In 2009 no more than 300 Flying Pigeons were produced, and it is easy to see why: that year China surpassed the United States to become the world's biggest car market by vehicles sold.
"At the time, if you still rode a bike it meant you were poor," Brunn says.
It was not as though she had not done her bit trying to bring the fall in sales to a halt, or at least to slow it.
After her initial visit to the country she had left, but returned in 2004 with the intention of staying permanently. Aware that the number of cyclists was falling, she began working with environmental organizations encouraging more people to adopt the two-wheeled lifestyle.
"People were listening but they didn't want to change," she says. "I realized that trying to change people's attitudes toward bicycles was not working."
She opened the fixed-gear workshop believing that if cycling was presented as a trendy lifestyle this would greatly help promote the use of cycles.
Her customers were not only individuals but governmental organizations, too, such as the European Union embassy in Beijing.
Brunn then opened another workshop, in Chengdu, capital of Sichuan province.
For climatic reasons, many bicycles in Chengdu are made of bamboo, and the city frequently hosts large cycling events.
In 2010 she and two others founded an organization called Smarter Than Cars, which they regard as a kind of two-wheeler think tank, and Brunn is a frequent guest in forums on cycling.
Chinese need to see cycling as more than just a means of commuting, she says, and more as a form of modern life.
Brunn says she first became interested in cycling when she was 13 and became competent at performing bicycle gymnastics.
More and more young people are taking up cycling, she says, and she is optimistic about its future in China.

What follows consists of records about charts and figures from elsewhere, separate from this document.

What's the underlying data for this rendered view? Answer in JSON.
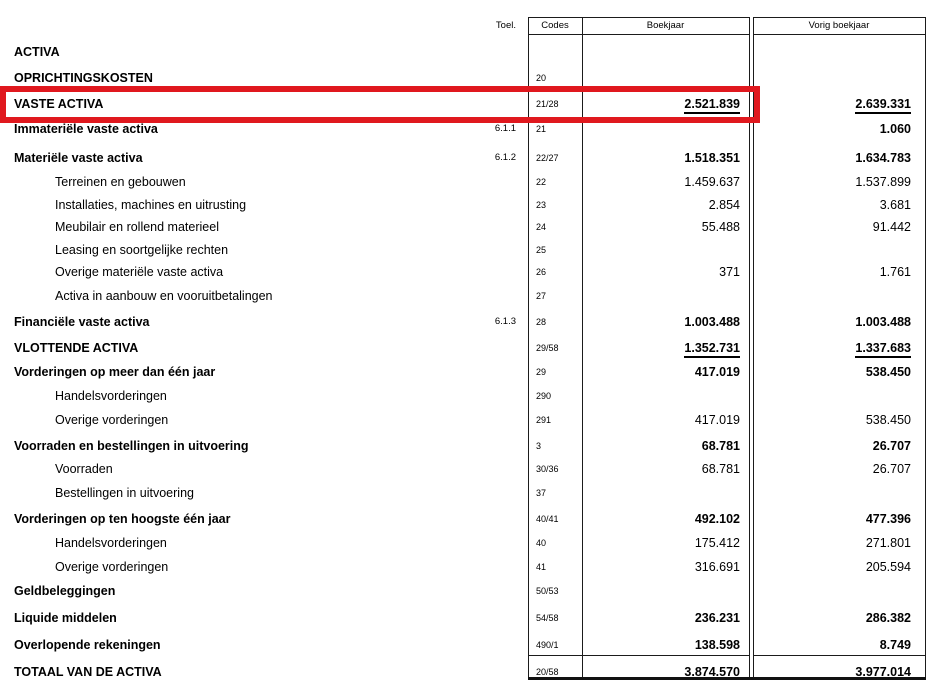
{
  "document": {
    "type": "balance-sheet",
    "language": "nl",
    "section": "ACTIVA"
  },
  "header": {
    "toel": "Toel.",
    "codes": "Codes",
    "boekjaar": "Boekjaar",
    "vorig_boekjaar": "Vorig boekjaar"
  },
  "highlight": {
    "color": "#e0181e",
    "highlighted_row": "VASTE ACTIVA"
  },
  "rows": [
    {
      "label": "ACTIVA",
      "toel": "",
      "code": "",
      "boekjaar": "",
      "vorig": "",
      "style": "section",
      "underline": false
    },
    {
      "label": "OPRICHTINGSKOSTEN",
      "toel": "",
      "code": "20",
      "boekjaar": "",
      "vorig": "",
      "style": "section",
      "underline": false
    },
    {
      "label": "VASTE ACTIVA",
      "toel": "",
      "code": "21/28",
      "boekjaar": "2.521.839",
      "vorig": "2.639.331",
      "style": "section",
      "underline": true
    },
    {
      "label": "Immateriële vaste activa",
      "toel": "6.1.1",
      "code": "21",
      "boekjaar": "",
      "vorig": "1.060",
      "style": "group",
      "underline": false
    },
    {
      "label": "Materiële vaste activa",
      "toel": "6.1.2",
      "code": "22/27",
      "boekjaar": "1.518.351",
      "vorig": "1.634.783",
      "style": "group",
      "underline": false
    },
    {
      "label": "Terreinen en gebouwen",
      "toel": "",
      "code": "22",
      "boekjaar": "1.459.637",
      "vorig": "1.537.899",
      "style": "item",
      "underline": false
    },
    {
      "label": "Installaties, machines en uitrusting",
      "toel": "",
      "code": "23",
      "boekjaar": "2.854",
      "vorig": "3.681",
      "style": "item",
      "underline": false
    },
    {
      "label": "Meubilair en rollend materieel",
      "toel": "",
      "code": "24",
      "boekjaar": "55.488",
      "vorig": "91.442",
      "style": "item",
      "underline": false
    },
    {
      "label": "Leasing en soortgelijke rechten",
      "toel": "",
      "code": "25",
      "boekjaar": "",
      "vorig": "",
      "style": "item",
      "underline": false
    },
    {
      "label": "Overige materiële vaste activa",
      "toel": "",
      "code": "26",
      "boekjaar": "371",
      "vorig": "1.761",
      "style": "item",
      "underline": false
    },
    {
      "label": "Activa in aanbouw en vooruitbetalingen",
      "toel": "",
      "code": "27",
      "boekjaar": "",
      "vorig": "",
      "style": "item",
      "underline": false
    },
    {
      "label": "Financiële vaste activa",
      "toel": "6.1.3",
      "code": "28",
      "boekjaar": "1.003.488",
      "vorig": "1.003.488",
      "style": "group",
      "underline": false
    },
    {
      "label": "VLOTTENDE ACTIVA",
      "toel": "",
      "code": "29/58",
      "boekjaar": "1.352.731",
      "vorig": "1.337.683",
      "style": "section",
      "underline": true
    },
    {
      "label": "Vorderingen op meer dan één jaar",
      "toel": "",
      "code": "29",
      "boekjaar": "417.019",
      "vorig": "538.450",
      "style": "group",
      "underline": false
    },
    {
      "label": "Handelsvorderingen",
      "toel": "",
      "code": "290",
      "boekjaar": "",
      "vorig": "",
      "style": "item",
      "underline": false
    },
    {
      "label": "Overige vorderingen",
      "toel": "",
      "code": "291",
      "boekjaar": "417.019",
      "vorig": "538.450",
      "style": "item",
      "underline": false
    },
    {
      "label": "Voorraden en bestellingen in uitvoering",
      "toel": "",
      "code": "3",
      "boekjaar": "68.781",
      "vorig": "26.707",
      "style": "group",
      "underline": false
    },
    {
      "label": "Voorraden",
      "toel": "",
      "code": "30/36",
      "boekjaar": "68.781",
      "vorig": "26.707",
      "style": "item",
      "underline": false
    },
    {
      "label": "Bestellingen in uitvoering",
      "toel": "",
      "code": "37",
      "boekjaar": "",
      "vorig": "",
      "style": "item",
      "underline": false
    },
    {
      "label": "Vorderingen op ten hoogste één jaar",
      "toel": "",
      "code": "40/41",
      "boekjaar": "492.102",
      "vorig": "477.396",
      "style": "group",
      "underline": false
    },
    {
      "label": "Handelsvorderingen",
      "toel": "",
      "code": "40",
      "boekjaar": "175.412",
      "vorig": "271.801",
      "style": "item",
      "underline": false
    },
    {
      "label": "Overige vorderingen",
      "toel": "",
      "code": "41",
      "boekjaar": "316.691",
      "vorig": "205.594",
      "style": "item",
      "underline": false
    },
    {
      "label": "Geldbeleggingen",
      "toel": "",
      "code": "50/53",
      "boekjaar": "",
      "vorig": "",
      "style": "group",
      "underline": false
    },
    {
      "label": "Liquide middelen",
      "toel": "",
      "code": "54/58",
      "boekjaar": "236.231",
      "vorig": "286.382",
      "style": "group",
      "underline": false
    },
    {
      "label": "Overlopende rekeningen",
      "toel": "",
      "code": "490/1",
      "boekjaar": "138.598",
      "vorig": "8.749",
      "style": "group",
      "underline": false
    },
    {
      "label": "TOTAAL VAN DE ACTIVA",
      "toel": "",
      "code": "20/58",
      "boekjaar": "3.874.570",
      "vorig": "3.977.014",
      "style": "section",
      "underline": false
    }
  ]
}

That optimism is fueled in part by the vision the municipality of Beijing has for public transport.
It has said it wants public transport to account for 20 percent of road traffic by 2020, and that its plans call for many bicycles on the roads. Brunn says that she hopes this means that one day the highways in the city will have bike lanes.
The city is a natural choice for bicycle businesses, too, because it is endowed with flat, wide cycle lanes as well as other features that favor cycling, she says.